Faster, faster, faster…


As improved technology and increased pressure enable and push us to speed up our work, David Ward this week ponders whether these faster turnaround times are always a good thing.

When I used to work at a well known bank, bouncing cheques and cancelling payments for those unlucky people frequently going beyond their credit allowance, a colleague and line manager of the team I worked in used to have what I suppose you could call a catchphrase. He would walk up behind an unsuspecting member of the team and utter the following words…

Faster, faster, faster… must go faster!

I never really understood whether or not this was his bizarre motivational technique gleaned from reading a book on people management or whether he really was just irritating. Who knows? Maybe it was both. His catchphrase sums up well a trend that I have noticed in my 10+ years in data processing and market research

Market research has always, as far as I can tell, been a fast-paced business. And this is very true for those working in data processing, especially as computing power and techniques in processing data improve. The time between questionnaire sign-off to CATI or e-survey setup seems to shrink, as does the time between fieldwork ending and the delivery of cross tabs. Everything has to be as thoroughly checked and accurate as before. It just needs to be delivered that little bit quicker. Over 10 years I think this is an undeniable trend.

Ever since I joined B2B International, I’ve looked at ways to improve the turnaround times in data processing that allow us to keep meeting our clients’ expectations. There are many ways of doing this.
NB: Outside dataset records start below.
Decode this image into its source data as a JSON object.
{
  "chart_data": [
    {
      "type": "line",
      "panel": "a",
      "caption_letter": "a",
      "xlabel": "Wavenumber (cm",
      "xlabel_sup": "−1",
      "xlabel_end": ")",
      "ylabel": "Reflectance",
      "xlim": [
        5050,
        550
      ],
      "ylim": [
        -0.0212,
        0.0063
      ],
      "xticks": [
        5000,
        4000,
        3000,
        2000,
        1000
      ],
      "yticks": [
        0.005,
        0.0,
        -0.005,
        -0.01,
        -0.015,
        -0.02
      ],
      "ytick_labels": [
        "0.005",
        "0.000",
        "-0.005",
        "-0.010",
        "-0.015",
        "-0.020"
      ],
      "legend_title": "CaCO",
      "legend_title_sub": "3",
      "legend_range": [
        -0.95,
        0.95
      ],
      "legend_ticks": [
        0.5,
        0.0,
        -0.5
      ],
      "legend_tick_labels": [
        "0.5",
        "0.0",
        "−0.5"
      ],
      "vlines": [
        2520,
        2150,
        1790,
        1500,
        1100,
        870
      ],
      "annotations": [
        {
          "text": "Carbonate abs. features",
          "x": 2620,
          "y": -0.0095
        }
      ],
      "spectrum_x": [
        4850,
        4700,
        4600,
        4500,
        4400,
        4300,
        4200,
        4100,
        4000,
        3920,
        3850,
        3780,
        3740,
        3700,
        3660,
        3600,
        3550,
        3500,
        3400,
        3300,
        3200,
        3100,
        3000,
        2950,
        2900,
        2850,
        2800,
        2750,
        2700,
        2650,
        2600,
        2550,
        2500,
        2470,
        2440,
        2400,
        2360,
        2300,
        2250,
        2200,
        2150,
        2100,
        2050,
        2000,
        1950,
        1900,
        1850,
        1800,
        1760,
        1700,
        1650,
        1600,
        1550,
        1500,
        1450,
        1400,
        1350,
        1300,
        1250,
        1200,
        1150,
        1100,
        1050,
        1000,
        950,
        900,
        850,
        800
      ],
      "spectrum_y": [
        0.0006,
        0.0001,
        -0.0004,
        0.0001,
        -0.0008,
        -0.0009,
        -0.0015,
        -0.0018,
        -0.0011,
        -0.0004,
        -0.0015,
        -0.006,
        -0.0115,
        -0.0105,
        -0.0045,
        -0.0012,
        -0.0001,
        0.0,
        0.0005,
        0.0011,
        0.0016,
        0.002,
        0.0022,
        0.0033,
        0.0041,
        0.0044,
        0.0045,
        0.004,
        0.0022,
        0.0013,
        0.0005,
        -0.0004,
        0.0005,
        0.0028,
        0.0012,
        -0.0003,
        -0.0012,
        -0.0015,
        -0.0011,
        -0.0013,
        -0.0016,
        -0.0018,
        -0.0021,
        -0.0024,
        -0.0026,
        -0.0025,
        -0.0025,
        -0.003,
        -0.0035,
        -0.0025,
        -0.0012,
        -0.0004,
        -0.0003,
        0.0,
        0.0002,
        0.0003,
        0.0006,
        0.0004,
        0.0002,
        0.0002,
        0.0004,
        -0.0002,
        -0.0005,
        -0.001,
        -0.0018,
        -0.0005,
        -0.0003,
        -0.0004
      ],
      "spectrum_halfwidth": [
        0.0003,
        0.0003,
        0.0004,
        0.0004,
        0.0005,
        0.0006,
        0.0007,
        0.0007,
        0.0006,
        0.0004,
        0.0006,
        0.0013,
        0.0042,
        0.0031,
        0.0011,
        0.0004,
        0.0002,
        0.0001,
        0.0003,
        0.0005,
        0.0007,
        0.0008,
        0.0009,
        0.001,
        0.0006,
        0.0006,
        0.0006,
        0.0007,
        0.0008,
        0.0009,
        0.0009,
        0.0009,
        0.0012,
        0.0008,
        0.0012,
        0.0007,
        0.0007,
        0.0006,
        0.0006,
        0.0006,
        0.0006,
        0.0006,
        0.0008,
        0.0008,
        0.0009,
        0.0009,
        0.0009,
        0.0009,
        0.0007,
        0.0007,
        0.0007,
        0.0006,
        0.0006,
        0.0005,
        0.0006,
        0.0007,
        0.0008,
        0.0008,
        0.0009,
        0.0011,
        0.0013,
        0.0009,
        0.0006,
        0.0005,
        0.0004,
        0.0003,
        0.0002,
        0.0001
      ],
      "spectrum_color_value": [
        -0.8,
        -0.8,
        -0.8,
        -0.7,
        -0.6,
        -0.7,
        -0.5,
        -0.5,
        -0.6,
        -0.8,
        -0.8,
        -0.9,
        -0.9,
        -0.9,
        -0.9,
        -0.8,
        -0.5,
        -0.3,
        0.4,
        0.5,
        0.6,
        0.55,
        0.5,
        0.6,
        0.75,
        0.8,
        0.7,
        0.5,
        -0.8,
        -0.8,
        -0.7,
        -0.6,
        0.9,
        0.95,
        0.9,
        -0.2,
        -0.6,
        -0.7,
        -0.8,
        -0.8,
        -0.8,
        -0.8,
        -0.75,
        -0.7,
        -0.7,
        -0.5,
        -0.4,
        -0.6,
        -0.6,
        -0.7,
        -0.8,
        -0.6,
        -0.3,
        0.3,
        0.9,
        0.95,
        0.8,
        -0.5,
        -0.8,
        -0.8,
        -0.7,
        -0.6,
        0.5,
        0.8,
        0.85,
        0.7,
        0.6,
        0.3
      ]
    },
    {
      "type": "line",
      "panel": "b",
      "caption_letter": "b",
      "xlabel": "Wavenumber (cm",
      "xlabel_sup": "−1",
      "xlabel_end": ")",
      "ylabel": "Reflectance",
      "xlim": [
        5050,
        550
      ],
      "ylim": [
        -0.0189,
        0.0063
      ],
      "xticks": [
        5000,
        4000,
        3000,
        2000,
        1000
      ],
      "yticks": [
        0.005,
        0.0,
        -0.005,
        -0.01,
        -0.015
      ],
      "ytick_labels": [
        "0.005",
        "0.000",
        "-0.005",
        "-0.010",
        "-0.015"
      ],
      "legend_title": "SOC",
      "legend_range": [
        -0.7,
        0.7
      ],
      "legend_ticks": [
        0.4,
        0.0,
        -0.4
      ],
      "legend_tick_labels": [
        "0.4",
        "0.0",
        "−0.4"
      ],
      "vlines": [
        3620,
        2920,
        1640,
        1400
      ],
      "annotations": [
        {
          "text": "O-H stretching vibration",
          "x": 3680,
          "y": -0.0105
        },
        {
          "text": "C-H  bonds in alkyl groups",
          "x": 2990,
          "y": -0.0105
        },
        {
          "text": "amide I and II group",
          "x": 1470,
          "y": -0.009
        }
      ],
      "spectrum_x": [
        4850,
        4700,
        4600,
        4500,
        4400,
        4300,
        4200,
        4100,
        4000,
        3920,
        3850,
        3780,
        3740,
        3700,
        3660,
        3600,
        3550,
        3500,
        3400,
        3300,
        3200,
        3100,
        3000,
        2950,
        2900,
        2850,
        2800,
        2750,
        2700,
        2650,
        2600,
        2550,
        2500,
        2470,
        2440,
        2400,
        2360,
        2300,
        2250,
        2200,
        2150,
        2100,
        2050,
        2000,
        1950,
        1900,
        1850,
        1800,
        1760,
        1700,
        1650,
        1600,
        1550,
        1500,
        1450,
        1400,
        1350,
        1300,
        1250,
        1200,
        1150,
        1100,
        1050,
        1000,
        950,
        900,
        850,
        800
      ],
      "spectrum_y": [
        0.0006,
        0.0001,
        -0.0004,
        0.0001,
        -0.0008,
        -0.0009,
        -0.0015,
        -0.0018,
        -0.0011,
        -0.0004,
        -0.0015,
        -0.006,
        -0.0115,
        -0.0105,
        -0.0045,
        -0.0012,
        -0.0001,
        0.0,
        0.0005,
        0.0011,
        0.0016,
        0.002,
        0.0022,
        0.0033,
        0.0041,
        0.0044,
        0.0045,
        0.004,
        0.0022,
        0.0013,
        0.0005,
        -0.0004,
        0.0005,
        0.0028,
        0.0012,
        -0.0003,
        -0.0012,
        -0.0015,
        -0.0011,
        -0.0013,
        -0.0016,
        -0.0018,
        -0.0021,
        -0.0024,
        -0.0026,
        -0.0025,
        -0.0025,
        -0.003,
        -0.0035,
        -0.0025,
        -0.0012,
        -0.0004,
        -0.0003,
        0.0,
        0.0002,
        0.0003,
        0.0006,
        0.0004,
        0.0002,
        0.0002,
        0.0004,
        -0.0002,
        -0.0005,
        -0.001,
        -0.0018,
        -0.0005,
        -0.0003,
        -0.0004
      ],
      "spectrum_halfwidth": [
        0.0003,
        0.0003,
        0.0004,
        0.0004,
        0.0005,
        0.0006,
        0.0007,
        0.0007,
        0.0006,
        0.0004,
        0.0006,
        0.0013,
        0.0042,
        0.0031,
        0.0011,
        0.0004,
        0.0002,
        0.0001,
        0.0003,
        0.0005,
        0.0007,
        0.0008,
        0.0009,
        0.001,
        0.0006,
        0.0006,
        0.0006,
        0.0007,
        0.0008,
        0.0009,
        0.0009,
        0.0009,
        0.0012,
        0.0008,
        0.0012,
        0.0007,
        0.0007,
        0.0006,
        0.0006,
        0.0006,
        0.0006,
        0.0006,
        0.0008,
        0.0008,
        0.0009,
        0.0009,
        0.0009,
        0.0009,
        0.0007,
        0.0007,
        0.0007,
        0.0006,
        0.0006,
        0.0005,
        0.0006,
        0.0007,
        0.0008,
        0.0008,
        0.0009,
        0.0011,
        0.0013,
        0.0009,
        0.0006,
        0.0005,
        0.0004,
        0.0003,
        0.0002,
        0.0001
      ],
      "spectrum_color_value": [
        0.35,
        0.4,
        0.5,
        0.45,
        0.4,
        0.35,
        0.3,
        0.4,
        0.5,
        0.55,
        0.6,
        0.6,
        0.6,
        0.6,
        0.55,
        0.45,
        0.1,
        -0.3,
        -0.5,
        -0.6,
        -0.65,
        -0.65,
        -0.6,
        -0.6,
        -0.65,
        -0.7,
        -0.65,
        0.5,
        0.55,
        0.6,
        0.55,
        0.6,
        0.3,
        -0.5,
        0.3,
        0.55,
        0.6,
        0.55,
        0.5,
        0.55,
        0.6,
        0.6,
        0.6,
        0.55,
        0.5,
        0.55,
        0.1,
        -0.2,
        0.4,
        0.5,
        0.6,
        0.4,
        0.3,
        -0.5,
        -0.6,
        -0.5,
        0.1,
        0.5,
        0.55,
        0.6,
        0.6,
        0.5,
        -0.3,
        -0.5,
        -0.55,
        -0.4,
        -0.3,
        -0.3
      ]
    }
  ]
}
For example, we can invest in new software, as we have recently with Confirmit for our e-surveys and QPS Insight to allow us to carry out data entry more efficiently. We can also use the software we currently have more wisely, such as writing VBA scripts in Excel to automate certain tasks. Whatever the method we use to meet this challenge, it is a challenge I enjoy.

Having said that, I often ask myself whether there will come a point when people working in our industry will start to have to say no more often. Will the time come when the speed of delivery will start to have some detrimental effect on all-round quality of research carried out, and at what point does the trade-off between quality and speed become acceptable? At B2B International we’re well placed to deal with the challenges that market research throws at us. A combination of a strong team, smart thinking, and a constant drive to improve the way we work means we haven’t yet reached the point where “no” is something we have to say very often – and long may that continue!